Copper and manganese sulfate mineral

Campigliaite is a copper and manganese sulfate mineral with a chemical formula of Cu_{4}Mn(SO_{4})_{2}(OH)_{6}·4H_{2}O. It has a chemical formula and also a crystal structure similar to niedermayrite, with Cd(II) cation replacing by Mn(II). The formation of campigliaite is related to the oxidation of sulfide minerals to form sulfate solutions with ilvaite associated with the presence of manganese. Campigliaite is a rare secondary mineral formed when metallic sulfide skarn deposits are oxidized. While there are several related associations, there is no abundant source for this mineral due to its rare process of formation. Based on its crystallographic data and chemical formula, campigliaite is placed in the devillite group and considered the manganese analogue of devillite. Campigliaite belongs to the copper oxysalt minerals as well followed by the subgroup M=M-T sheets. The infinite sheet structures that campigliaite has are characterized by strongly bonded polyhedral sheets, which are linked in the third dimension by weaker hydrogen bonds.

==History==
S. Menchetti and C. Sabelli discovered campigliaite in one of the side tunnels of the Temperino Mine in Campiglia Marittima, Tuscany, Italy. The new mineral was named after its type locality and was approved by the Commission of New Minerals and Mineral Names, International Mineralogical Association.

==Structure==
When tested with a Weissenberg camera and single-crystal diffractometer, campigliaite is found to be twinned with the (100) as its twinning plane.
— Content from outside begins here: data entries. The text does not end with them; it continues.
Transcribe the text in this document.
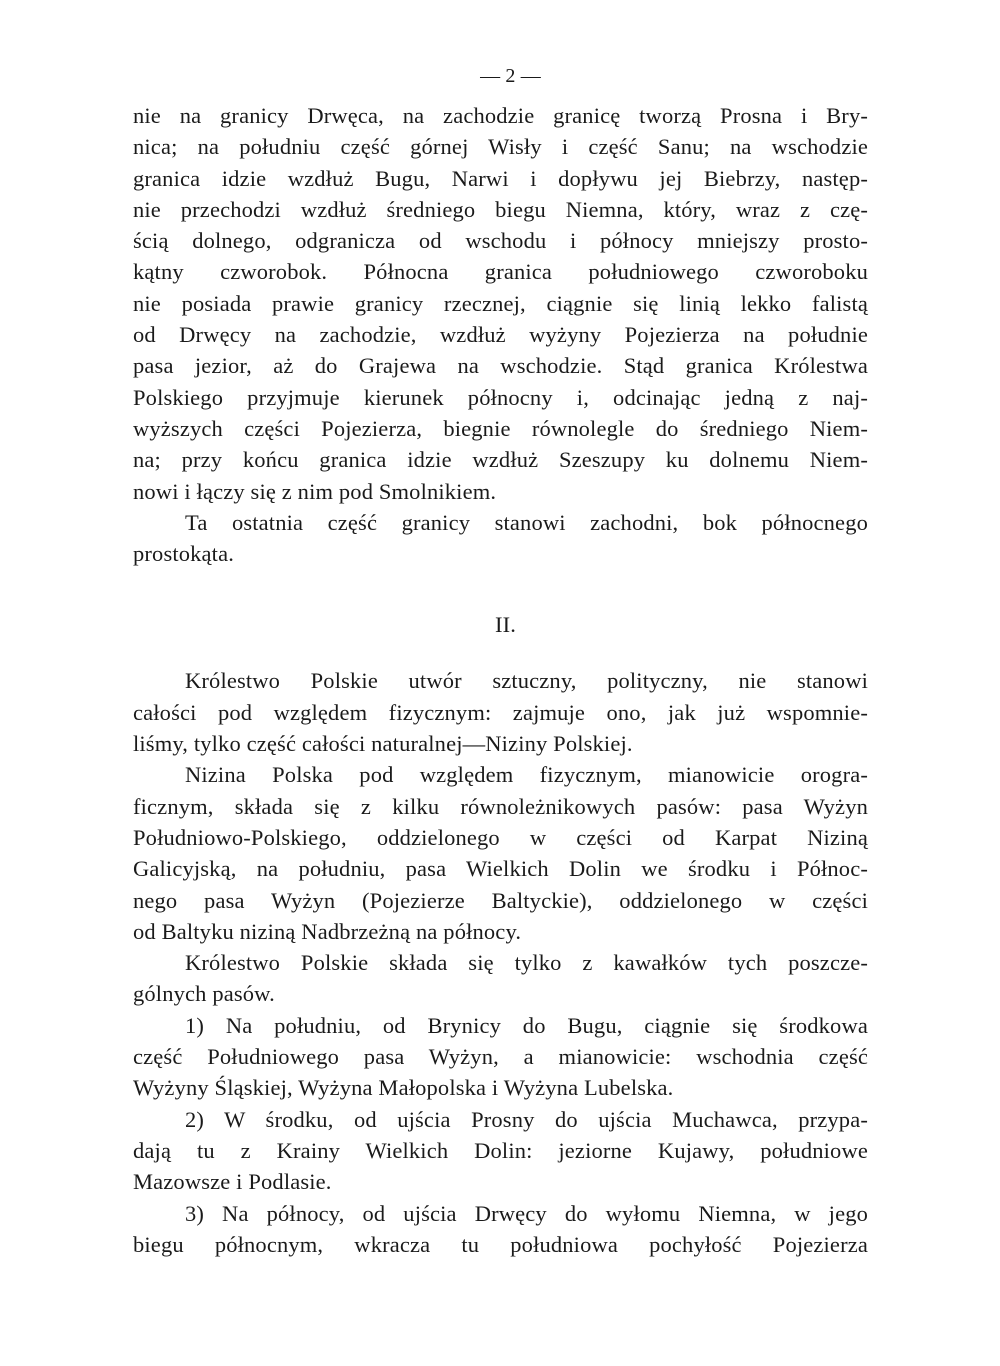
— 2 —
nie na granicy Drwęca, na zachodzie granicę tworzą Prosna i Bry-
nica; na południu część górnej Wisły i część Sanu; na wschodzie
granica idzie wzdłuż Bugu, Narwi i dopływu jej Biebrzy, następ-
nie przechodzi wzdłuż średniego biegu Niemna, który, wraz z czę-
ścią dolnego, odgranicza od wschodu i północy mniejszy prosto-
kątny czworobok. Północna granica południowego czworoboku
nie posiada prawie granicy rzecznej, ciągnie się linią lekko falistą
od Drwęcy na zachodzie, wzdłuż wyżyny Pojezierza na południe
pasa jezior, aż do Grajewa na wschodzie. Stąd granica Królestwa
Polskiego przyjmuje kierunek północny i, odcinając jedną z naj-
wyższych części Pojezierza, biegnie równolegle do średniego Niem-
na; przy końcu granica idzie wzdłuż Szeszupy ku dolnemu Niem-
nowi i łączy się z nim pod Smolnikiem.
Ta ostatnia część granicy stanowi zachodni, bok północnego
prostokąta.
II.
Królestwo Polskie utwór sztuczny, polityczny, nie stanowi
całości pod względem fizycznym: zajmuje ono, jak już wspomnie-
liśmy, tylko część całości naturalnej—Niziny Polskiej.
Nizina Polska pod względem fizycznym, mianowicie orogra-
ficznym, składa się z kilku równoleżnikowych pasów: pasa Wyżyn
Południowo-Polskiego, oddzielonego w części od Karpat Niziną
Galicyjską, na południu, pasa Wielkich Dolin we środku i Północ-
nego pasa Wyżyn (Pojezierze Baltyckie), oddzielonego w części
od Baltyku niziną Nadbrzeżną na północy.
Królestwo Polskie składa się tylko z kawałków tych poszcze-
gólnych pasów.
1) Na południu, od Brynicy do Bugu, ciągnie się środkowa
część Południowego pasa Wyżyn, a mianowicie: wschodnia część
Wyżyny Śląskiej, Wyżyna Małopolska i Wyżyna Lubelska.
2) W środku, od ujścia Prosny do ujścia Muchawca, przypa-
dają tu z Krainy Wielkich Dolin: jeziorne Kujawy, południowe
Mazowsze i Podlasie.
3) Na północy, od ujścia Drwęcy do wyłomu Niemna, w jego
biegu północnym, wkracza tu południowa pochyłość Pojezierza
Campigliaite is monoclinic with a point group of 2 and space group of C2. The infinite sheet structures that campigliaite has are characterized by strongly bonded sheets of polyhedra which are linked in the third dimension by the weaker hydrogen bonds.

==Physical properties==
Campigliaite crystals are transparent with a vitreous luster. Crystals of campigliaite and gypsum are often mixed but small amounts of pure crystals appear to grow on gypsum. Campigliaite crystals are flattened on the {100} and elongated on the [010]. These crystals are light or pale blue in color but under light transmission, the crystal color changes to pale greenish blue. The measured density was 3.0 g cm^{−3} by heavy-liquid method but this is uncertain due to the size of the crystals. The calculated density was 3.063 g cm^{−3} with a normalized empirical formula of 7 H_{2}O.

==Geologic occurrence==
The formation of campigliaite is related to the oxidation of sulfide minerals to form sulfate solutions with ilvaite associated with the presence of manganese. Campigliaite is closely associated with gypsum because of the geologic processes that form campigliaite.

In addition to the type locality, campigliaite has also been reported from the Biccia Mine in Alessandria Province, Piedmont, Italy, and from the Deer Trail Mine of the Tushar Mountains of Piute County, Utah, US.